No longer able to lift weights, I was forced to find a new outlet. I stumbled upon running and quickly took a liking to it. After running a handful of short-distance races and a couple of marathons, I was hooked. And I haven’t looked back since.

That’s my journey to becoming a runner, but I’m guessing yours looks a bit different. And that’s totally fine. In fact, that’s how it should be.

Everyone’s journey is going to be different. You could have been running your entire life. Or you could have never run in your life. The important part is that you are a runner now.

Regardless of how you got your start, the important part is that you run now.
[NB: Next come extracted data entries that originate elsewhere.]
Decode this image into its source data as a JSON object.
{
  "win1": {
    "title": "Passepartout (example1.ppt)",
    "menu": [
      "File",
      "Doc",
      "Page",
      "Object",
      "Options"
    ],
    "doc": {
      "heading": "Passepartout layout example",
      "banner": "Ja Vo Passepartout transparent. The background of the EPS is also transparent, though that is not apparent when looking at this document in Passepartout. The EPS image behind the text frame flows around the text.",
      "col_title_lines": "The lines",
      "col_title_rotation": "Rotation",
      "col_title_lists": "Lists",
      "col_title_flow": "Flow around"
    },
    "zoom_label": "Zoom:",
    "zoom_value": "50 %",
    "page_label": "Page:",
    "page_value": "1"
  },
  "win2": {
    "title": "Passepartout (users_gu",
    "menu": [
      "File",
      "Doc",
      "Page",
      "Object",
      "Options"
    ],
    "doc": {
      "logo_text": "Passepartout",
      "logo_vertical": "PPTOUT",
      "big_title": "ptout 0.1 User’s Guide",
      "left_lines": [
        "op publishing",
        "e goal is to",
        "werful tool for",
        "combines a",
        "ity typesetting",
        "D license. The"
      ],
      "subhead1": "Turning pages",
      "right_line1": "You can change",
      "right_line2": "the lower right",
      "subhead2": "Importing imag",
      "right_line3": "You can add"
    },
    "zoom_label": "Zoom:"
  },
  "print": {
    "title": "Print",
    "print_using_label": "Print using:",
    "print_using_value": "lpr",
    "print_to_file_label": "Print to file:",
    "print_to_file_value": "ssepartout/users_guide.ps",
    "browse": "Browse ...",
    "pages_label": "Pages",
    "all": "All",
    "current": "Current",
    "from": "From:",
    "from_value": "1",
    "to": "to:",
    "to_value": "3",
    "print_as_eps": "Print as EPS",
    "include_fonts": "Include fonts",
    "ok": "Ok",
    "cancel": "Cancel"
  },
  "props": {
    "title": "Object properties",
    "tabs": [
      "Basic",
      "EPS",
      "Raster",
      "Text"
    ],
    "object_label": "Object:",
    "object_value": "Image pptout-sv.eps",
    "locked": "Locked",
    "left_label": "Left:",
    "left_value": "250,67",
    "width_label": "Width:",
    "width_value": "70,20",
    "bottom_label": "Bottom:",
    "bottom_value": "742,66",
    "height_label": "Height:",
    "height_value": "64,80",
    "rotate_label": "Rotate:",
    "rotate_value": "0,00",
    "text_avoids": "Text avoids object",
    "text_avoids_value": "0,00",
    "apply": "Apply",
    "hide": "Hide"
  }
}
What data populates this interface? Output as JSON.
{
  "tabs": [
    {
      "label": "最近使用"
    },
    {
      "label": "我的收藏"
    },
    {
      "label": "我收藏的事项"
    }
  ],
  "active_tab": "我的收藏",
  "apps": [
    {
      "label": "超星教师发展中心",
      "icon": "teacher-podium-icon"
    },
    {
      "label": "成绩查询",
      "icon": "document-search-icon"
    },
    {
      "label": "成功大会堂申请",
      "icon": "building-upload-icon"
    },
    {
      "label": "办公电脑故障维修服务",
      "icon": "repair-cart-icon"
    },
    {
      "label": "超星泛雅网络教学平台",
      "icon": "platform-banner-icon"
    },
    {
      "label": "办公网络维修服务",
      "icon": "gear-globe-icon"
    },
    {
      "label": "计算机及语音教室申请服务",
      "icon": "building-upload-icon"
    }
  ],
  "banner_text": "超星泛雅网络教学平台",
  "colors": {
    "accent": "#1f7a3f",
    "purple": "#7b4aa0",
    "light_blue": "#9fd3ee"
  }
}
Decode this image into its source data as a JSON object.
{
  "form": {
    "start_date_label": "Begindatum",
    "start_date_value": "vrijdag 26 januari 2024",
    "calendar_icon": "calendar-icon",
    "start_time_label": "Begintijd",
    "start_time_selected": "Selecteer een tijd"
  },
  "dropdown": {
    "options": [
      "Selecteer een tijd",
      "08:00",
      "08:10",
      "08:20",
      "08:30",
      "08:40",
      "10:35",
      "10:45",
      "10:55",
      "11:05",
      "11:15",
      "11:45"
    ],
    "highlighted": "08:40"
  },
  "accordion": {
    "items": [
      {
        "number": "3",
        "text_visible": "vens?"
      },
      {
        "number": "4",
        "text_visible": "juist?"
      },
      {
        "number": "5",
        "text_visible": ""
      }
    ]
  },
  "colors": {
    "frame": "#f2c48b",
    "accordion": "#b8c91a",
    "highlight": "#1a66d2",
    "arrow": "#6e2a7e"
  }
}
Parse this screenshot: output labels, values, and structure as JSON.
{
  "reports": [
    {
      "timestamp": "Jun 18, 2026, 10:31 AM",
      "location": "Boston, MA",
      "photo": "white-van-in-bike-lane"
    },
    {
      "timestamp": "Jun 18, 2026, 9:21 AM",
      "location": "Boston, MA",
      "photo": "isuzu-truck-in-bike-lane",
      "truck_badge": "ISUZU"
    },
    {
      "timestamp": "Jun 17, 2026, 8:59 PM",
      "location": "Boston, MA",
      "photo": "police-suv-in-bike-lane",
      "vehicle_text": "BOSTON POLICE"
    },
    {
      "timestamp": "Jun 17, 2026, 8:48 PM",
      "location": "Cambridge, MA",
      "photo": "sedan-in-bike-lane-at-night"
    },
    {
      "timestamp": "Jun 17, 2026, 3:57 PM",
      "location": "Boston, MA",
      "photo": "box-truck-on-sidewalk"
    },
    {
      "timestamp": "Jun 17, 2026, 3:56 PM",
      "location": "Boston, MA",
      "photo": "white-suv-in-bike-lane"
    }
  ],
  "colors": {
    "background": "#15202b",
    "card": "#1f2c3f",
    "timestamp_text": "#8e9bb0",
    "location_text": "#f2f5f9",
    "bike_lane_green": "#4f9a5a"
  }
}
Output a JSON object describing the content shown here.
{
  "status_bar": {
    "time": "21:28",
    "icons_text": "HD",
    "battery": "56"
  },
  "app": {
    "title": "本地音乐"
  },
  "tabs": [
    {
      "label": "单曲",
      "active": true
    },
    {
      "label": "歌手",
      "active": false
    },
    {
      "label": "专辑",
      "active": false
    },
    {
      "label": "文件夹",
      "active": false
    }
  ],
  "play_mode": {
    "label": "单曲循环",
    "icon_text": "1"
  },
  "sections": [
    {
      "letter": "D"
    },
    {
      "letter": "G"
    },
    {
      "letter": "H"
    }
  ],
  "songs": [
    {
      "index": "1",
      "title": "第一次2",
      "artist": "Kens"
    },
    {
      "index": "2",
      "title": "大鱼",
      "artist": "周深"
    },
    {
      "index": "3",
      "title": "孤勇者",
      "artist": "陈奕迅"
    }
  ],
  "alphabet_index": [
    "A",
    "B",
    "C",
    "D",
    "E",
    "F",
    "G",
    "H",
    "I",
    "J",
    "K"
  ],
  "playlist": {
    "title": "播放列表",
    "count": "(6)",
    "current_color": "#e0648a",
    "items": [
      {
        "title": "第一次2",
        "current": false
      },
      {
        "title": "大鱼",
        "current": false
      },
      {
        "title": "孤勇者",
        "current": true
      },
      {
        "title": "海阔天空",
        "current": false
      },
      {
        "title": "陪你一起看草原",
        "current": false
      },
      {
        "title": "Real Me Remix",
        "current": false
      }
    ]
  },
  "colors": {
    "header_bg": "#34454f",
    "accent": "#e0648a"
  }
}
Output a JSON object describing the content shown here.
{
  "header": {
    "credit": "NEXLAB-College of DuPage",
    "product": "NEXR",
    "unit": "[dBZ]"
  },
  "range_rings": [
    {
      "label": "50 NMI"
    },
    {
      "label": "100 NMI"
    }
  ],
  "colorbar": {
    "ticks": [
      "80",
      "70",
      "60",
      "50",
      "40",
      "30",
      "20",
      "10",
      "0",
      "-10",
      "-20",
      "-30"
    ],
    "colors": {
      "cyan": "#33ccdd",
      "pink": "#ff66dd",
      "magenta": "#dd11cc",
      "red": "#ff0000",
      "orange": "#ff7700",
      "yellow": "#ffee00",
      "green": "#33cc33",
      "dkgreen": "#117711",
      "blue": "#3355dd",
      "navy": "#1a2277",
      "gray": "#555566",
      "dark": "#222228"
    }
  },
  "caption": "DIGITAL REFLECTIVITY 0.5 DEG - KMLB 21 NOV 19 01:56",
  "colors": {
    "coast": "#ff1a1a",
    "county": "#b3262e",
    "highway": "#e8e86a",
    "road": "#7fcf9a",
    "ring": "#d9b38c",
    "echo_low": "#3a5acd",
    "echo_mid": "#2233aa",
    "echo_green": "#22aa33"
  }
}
The how is unimportant.

Everyone is unique, and their journey to becoming a runner is no different.

Oftentimes I hear new runners say something like, “Oh, I’m not a runner, I’ve only been running for a couple of months.” They immediately disqualify themselves based on how they got their start or how long they’ve been running for.

While understandable (I too found myself thinking this way), this way of thinking will not benefit you or make you a better runner. In fact, comparing yourself to others in this way is a sure-fire way of getting discouraged.

It doesn’t matter how you got your start, how long you’ve been running, how fast you run, what you run in, or where you run.

If you enjoy getting outside and moving your body, you are a runner. Don’t compare your journey to others’.

Your time, distance, clothing, shoes, or pace do not matter.

Comparing yourself to others will never benefit you. Everyone’s path is different. Everyone is unique. Be grateful that you found your way to running in the first place and embrace your journey to becoming a better runner.